Four Number Sum

Four Number Sum

Category

Arrays

Difficulty

Hard

Problem Statement

Given an array of distinct integers and a target sum, find all quadruplets (sets of four numbers) in the array that sum up to the target value. The function should return a list of all such quadruplets in no particular order.

Intuition

A brute-force approach checking all combinations of four numbers would be O(n^4). We can do better by reducing the problem: just as two-sum uses a hash map to find pairs, we can precompute pair sums and then look up complementary pairs. By iterating through the array and maintaining a hash table of all pair sums seen so far, we can find quadruplets in O(n^2) average time. The key insight is that we process pairs in a specific order to avoid duplicates — we only add pair sums to the hash table after fully processing each element's right-side pairs.

Approach

  1. Initialize an empty hash map pairSums where each key is a sum and the value is a list of pairs that produce that sum.
  2. Initialize an empty list quadruplets to store results.
  3. Iterate through the array with index i from 0 to n-1: a. For each j from i+1 to n-1, compute currentSum = array[i] + array[j]. b. Compute complement = targetSum - currentSum. c. If complement exists in pairSums, iterate through all pairs stored for that complement and append each pair combined with (array[i], array[j]) to quadruplets. d. After the inner loop completes, go back and for each k from 0 to i-1, add the pair (array[k], array[i]) with sum array[k] + array[i] to pairSums.
  4. Return quadruplets.

Pseudocode

function fourNumberSum(array, targetSum):
    pairSums = {}
    quadruplets = []

    for i from 1 to length(array) - 1:
        for j from i + 1 to length(array) - 1:
            currentSum = array[i] + array[j]
            complement = targetSum - currentSum
            if complement in pairSums:
                for pair in pairSums[complement]:
                    quadruplets.append(pair + [array[i], array[j]])
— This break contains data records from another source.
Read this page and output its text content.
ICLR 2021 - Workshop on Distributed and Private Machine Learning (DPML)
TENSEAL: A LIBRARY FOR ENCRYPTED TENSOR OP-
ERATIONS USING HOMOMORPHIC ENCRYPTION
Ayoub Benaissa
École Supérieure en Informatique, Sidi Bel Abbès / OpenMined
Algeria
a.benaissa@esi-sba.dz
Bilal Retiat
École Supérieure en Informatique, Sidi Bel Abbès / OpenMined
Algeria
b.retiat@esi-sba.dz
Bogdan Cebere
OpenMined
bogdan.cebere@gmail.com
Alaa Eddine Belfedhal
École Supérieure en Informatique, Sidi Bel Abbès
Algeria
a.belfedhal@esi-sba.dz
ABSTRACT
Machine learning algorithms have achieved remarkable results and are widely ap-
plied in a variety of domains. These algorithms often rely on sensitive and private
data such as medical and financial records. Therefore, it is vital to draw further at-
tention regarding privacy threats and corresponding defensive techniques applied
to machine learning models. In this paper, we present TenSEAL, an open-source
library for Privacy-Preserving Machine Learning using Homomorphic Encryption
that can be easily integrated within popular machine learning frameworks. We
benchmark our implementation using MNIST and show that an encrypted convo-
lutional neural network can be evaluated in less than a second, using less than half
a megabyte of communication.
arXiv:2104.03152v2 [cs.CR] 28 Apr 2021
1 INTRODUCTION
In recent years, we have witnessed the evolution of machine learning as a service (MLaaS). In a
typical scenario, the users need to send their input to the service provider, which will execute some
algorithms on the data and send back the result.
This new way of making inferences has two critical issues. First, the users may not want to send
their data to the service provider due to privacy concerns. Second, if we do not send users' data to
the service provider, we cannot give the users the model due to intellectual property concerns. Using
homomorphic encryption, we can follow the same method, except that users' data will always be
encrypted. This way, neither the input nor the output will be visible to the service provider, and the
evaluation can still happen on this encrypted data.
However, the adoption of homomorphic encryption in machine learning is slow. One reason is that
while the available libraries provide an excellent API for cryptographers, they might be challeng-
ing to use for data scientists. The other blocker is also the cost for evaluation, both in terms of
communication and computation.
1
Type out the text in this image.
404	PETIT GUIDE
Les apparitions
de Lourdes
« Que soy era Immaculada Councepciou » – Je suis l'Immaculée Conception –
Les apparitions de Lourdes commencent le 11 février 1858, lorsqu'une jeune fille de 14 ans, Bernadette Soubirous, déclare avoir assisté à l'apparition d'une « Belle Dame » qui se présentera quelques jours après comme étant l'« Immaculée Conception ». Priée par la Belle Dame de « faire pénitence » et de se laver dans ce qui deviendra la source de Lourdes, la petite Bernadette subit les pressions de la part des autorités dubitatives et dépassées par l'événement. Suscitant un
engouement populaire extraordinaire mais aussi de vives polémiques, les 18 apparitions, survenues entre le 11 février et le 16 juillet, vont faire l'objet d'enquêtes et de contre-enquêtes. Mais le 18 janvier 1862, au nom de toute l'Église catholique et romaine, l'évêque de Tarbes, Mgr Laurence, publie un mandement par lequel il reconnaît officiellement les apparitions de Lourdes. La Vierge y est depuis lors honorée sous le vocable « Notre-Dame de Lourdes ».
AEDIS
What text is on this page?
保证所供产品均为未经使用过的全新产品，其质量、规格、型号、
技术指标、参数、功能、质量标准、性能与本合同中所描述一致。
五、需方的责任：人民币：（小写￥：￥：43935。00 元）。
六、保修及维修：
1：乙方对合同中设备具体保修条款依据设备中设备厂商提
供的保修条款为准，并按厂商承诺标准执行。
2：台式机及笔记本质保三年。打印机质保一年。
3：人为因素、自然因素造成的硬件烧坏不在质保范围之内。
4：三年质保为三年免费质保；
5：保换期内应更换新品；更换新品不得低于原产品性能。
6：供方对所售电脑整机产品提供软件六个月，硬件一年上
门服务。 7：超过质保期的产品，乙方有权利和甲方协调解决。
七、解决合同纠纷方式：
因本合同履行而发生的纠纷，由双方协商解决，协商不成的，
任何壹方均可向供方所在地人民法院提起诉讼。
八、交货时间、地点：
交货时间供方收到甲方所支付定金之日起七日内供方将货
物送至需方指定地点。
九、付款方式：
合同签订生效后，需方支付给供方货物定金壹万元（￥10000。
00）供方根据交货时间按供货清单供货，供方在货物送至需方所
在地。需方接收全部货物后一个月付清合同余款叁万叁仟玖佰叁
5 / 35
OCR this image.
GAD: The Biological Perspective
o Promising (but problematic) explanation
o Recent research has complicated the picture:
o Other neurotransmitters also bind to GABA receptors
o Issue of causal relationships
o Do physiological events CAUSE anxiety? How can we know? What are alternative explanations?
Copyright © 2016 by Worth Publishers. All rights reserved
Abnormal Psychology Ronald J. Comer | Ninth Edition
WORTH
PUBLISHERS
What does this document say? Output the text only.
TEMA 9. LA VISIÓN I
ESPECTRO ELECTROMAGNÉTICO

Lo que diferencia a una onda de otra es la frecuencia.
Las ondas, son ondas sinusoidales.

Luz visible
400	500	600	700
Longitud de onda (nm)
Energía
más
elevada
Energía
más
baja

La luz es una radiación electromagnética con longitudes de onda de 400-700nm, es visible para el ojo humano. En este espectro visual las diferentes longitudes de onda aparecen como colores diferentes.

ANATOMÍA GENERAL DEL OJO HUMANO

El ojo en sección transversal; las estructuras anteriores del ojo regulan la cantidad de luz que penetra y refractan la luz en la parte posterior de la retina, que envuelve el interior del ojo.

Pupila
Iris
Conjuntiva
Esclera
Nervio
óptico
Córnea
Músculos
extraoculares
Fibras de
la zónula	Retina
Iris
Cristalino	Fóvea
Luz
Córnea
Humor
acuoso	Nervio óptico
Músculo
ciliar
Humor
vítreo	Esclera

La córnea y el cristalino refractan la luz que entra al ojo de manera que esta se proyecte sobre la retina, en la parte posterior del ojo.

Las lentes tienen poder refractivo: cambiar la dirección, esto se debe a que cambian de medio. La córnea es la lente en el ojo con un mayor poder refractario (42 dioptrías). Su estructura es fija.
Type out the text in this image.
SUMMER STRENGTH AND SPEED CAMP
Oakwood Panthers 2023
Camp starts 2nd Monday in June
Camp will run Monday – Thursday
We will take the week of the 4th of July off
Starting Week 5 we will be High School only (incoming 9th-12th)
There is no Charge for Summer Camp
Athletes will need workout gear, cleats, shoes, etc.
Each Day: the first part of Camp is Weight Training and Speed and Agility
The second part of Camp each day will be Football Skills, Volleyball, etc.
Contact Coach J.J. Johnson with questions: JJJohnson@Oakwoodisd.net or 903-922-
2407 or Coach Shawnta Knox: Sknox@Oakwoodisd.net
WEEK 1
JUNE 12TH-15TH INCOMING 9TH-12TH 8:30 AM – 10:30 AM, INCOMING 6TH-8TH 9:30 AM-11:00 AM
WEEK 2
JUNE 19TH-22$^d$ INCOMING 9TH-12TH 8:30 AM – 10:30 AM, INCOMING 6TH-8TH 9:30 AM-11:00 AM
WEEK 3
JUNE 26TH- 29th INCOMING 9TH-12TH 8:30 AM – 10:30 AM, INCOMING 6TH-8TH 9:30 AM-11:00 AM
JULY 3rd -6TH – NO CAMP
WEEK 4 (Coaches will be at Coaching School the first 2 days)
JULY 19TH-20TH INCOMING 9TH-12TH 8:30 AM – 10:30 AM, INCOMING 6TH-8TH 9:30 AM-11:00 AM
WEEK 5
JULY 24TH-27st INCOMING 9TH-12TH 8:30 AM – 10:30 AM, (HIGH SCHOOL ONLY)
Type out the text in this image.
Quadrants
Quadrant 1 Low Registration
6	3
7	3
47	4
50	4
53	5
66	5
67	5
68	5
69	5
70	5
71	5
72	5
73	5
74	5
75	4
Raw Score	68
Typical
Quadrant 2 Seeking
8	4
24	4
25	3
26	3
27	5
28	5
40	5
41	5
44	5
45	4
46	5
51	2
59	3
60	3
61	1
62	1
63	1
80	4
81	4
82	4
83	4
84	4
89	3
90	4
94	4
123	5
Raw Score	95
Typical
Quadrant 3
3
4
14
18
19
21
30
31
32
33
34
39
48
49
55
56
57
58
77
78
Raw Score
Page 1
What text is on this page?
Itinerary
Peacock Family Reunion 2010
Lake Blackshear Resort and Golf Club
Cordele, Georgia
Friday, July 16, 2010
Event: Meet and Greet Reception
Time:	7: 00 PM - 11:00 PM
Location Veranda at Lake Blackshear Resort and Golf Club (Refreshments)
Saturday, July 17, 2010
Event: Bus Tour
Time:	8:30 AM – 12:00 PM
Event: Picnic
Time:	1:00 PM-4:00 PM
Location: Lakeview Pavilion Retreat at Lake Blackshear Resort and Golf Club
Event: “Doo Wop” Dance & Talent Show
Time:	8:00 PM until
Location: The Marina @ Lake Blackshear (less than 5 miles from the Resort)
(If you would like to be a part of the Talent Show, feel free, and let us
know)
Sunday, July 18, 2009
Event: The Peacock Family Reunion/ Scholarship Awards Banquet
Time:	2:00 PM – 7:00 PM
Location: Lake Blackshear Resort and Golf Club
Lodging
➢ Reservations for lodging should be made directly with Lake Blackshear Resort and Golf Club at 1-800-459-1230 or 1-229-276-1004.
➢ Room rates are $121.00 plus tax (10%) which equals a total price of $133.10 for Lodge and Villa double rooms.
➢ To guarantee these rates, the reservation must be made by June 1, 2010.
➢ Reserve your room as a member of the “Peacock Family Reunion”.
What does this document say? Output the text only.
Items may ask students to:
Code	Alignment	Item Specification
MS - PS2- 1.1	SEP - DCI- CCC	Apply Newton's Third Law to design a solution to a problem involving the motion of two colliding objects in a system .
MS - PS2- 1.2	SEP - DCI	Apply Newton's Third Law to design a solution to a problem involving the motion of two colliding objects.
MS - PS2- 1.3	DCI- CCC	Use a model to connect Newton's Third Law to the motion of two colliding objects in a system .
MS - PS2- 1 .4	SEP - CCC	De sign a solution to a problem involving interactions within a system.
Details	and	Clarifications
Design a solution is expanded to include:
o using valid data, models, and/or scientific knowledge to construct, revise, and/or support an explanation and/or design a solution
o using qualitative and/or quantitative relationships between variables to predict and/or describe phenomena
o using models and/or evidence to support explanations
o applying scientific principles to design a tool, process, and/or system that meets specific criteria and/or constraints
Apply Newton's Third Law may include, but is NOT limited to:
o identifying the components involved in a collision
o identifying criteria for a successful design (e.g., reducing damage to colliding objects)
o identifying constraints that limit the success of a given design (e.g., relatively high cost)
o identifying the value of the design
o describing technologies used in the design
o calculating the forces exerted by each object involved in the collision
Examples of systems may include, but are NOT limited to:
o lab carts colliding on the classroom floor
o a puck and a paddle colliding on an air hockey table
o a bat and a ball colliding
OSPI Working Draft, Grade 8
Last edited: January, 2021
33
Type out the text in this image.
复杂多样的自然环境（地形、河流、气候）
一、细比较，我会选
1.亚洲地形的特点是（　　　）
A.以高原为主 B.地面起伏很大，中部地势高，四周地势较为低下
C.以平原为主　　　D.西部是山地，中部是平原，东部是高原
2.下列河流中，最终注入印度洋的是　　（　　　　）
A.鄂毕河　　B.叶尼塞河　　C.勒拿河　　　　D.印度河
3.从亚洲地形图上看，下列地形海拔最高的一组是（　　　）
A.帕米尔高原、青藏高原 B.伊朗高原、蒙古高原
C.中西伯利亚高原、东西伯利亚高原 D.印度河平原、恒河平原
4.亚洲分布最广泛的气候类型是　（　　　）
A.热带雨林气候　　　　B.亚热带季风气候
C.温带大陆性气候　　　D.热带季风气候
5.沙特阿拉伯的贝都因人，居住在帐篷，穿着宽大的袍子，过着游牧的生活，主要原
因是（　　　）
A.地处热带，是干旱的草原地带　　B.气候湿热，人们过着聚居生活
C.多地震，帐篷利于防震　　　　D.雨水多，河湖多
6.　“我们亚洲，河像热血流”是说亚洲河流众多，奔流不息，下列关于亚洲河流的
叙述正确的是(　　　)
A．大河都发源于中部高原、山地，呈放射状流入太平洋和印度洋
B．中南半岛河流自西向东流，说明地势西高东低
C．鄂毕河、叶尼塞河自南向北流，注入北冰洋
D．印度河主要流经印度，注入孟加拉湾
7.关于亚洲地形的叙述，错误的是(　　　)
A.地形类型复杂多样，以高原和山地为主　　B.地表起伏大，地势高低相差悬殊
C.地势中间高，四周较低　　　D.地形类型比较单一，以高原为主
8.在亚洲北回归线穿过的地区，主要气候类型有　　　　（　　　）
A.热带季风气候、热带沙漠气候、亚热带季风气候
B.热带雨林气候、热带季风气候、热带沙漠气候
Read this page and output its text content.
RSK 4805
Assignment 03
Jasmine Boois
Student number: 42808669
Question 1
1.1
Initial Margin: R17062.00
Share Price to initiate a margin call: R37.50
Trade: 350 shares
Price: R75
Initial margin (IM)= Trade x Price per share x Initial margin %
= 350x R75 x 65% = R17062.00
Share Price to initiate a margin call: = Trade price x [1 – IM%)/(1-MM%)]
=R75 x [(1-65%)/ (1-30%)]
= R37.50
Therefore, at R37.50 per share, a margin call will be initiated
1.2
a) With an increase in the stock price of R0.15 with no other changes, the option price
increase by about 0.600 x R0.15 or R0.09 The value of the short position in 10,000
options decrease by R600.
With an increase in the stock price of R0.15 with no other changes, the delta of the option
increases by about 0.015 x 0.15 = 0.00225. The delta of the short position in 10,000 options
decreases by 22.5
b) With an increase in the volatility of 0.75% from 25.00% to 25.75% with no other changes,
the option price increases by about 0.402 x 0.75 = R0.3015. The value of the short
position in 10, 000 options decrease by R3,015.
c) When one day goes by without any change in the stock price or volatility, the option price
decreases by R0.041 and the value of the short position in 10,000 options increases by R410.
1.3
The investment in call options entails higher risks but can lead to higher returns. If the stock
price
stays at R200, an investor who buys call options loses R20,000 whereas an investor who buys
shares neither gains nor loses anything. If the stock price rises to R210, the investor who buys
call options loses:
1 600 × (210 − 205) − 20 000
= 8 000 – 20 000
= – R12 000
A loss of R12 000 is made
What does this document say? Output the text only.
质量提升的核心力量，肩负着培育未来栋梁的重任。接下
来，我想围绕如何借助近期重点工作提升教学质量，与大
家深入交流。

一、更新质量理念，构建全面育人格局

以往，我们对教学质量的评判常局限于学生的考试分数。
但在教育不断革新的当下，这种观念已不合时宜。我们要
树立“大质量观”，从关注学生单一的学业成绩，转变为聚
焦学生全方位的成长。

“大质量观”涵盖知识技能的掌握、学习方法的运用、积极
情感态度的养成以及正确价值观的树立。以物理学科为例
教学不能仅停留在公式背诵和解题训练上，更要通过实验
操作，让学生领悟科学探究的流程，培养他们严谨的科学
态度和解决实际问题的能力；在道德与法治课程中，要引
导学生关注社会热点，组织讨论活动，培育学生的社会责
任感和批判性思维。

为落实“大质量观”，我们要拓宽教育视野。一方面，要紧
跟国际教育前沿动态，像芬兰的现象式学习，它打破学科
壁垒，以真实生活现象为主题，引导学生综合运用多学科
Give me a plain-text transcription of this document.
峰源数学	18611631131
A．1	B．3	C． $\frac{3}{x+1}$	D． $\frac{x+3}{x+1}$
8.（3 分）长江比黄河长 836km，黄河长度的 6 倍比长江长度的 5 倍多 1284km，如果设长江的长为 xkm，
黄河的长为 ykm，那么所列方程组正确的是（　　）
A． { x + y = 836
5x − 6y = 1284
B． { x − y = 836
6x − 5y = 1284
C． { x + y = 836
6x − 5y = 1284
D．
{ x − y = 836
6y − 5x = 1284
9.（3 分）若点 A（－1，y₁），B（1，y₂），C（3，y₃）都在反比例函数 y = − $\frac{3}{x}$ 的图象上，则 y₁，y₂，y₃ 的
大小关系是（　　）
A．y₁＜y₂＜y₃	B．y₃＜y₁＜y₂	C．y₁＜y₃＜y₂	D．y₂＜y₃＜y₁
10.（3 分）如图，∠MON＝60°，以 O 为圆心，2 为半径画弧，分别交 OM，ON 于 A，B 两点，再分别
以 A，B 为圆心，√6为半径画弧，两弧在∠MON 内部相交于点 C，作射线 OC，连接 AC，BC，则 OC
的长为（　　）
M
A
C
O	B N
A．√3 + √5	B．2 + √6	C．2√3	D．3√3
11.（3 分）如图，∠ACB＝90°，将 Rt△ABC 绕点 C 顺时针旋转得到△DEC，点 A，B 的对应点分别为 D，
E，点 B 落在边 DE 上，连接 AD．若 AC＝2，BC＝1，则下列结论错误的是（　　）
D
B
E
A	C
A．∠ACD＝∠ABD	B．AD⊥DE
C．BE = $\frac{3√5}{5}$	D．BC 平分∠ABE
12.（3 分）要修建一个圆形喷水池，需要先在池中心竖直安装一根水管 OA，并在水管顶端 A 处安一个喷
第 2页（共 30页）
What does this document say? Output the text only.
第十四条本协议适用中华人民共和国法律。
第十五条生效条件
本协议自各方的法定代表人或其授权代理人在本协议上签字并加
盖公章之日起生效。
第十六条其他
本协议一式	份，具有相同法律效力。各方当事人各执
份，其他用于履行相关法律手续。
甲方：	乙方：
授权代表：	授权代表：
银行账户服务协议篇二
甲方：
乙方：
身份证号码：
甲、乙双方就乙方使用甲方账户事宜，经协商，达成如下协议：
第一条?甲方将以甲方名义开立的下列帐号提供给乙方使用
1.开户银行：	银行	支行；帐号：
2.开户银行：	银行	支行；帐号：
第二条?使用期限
        for k from 0 to i - 1:
            currentSum = array[k] + array[i]
            if currentSum not in pairSums:
                pairSums[currentSum] = []
            pairSums[currentSum].append([array[k], array[i]])

    return quadruplets

Time & Space Complexity

  • Time: O(n^2) on average, O(n^3) in the worst case. The average case arises because hash table lookups are O(1), and we iterate through all pairs. The worst case occurs when many pairs share the same sum, causing the inner retrieval loop to dominate.
  • Space: O(n^2) for storing all pair sums in the hash map, plus O(n^2) for the output in the worst case.

Key Insights

  • The order of operations is critical: we look up complements before inserting the current element's pairs into the hash map. This prevents using the same element twice and avoids duplicate quadruplets.
  • This is a generalization of the two-sum pattern — instead of mapping single values, we map pair sums.
  • Starting the outer loop at index 1 (not 0) ensures that the "add pairs" step in the second inner loop has valid indices to work with.

Edge Cases

  • Array with fewer than 4 elements: return an empty list.
  • No valid quadruplets exist: return an empty list.
  • Multiple quadruplets sharing elements: all valid combinations must be returned.
  • Negative numbers in the array: the algorithm handles them naturally since it relies on sums and complements.
  • Large target sum or very small target sum: no special handling needed.